Some insights can be drawn from these types of graphs, such as Calanoida being particularly suspectible to being eaten by Atlantic mackerel. Further analysis and more advanced techniques such as graph analysis and better transformations can help to paint a better picture of how this data interacts with each other to form a complex food web.

Adhitya
This plot shows the percent change in the amount of days that lakes in Madison, WI were frozen each year, as well as the percent change in the mean annual temperature in Madison, WI. This data is from the Northern Temperate Lakes (NTL) LTER.

ice

It’s important for researchers to study if there are disruptions to lake ecosystems, as this can have ripple effects for the rest of the local environment. If there are disruptions, understanding the reasons behind them can help scientists mitigate these effects. To demonstrate this, data containing the length of time that Lake Monona, Lake Wingra, and Lake Mendota were frozen every year was merged with daily temperature data for Madison, WI. The lake data was averaged across all three lakes to create a single measurement for each year, and the temperature data was averaged across each year to obtain a mean annual temperature. Then, all measurements were compared with the earliest entry for both categories by computing the percent change for each year. As a result, the change in ice duration over time could be compared with the change in temperature over time on the same set of axes.

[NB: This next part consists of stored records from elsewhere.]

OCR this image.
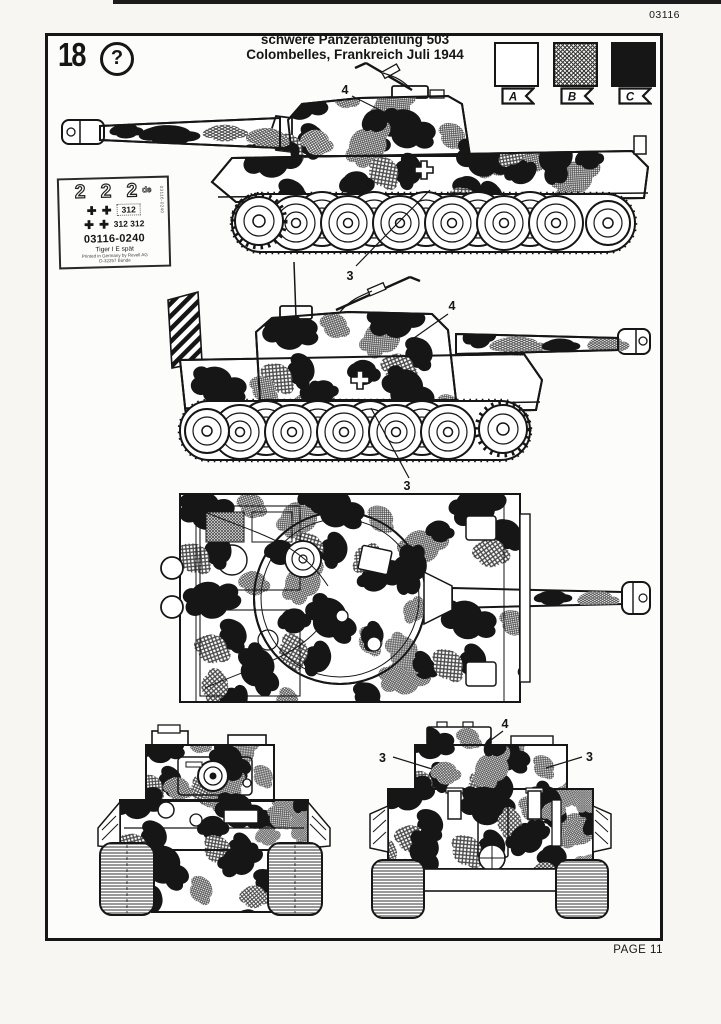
03116
PAGE 11
18	?
schwere Panzerabteilung 503
Colombelles, Frankreich Juli 1944
A	B	C
2 2 2de
312
312 312
03116-0240
Tiger I E spät
Printed in Germany by Revell AG
D-32257 Bünde
03116-0240
4
3
4
3
3
4
3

The plot shows that, over time, the average temperature in Madison, WI is increasing and that the amount of time lakes in Madison are freezing for every year is gradually decreasing. Additionally, there are several years where a spike in temperature seems to have a corresponding decrease in ice duration. From these observations, it is possible that there is a correlation between temperature and the ice duration of lakes. In the future, time series analysis could be conducted to quantify the correlation between the two variables.

Future Plans

  • For the remainder of this quarter, we plan to refine our packages and vignettes even more, while adding more in-depth descriptions and other important metadata about our packages. To do this, we will need to know our datasets inside and out and understand every nuance.

  • Start deciding which datasets we will import to our final product and map out a plan of how to best collaborate on this.

  • For next quarter, we will map out the best route to merge all of our individual packages into one, master package.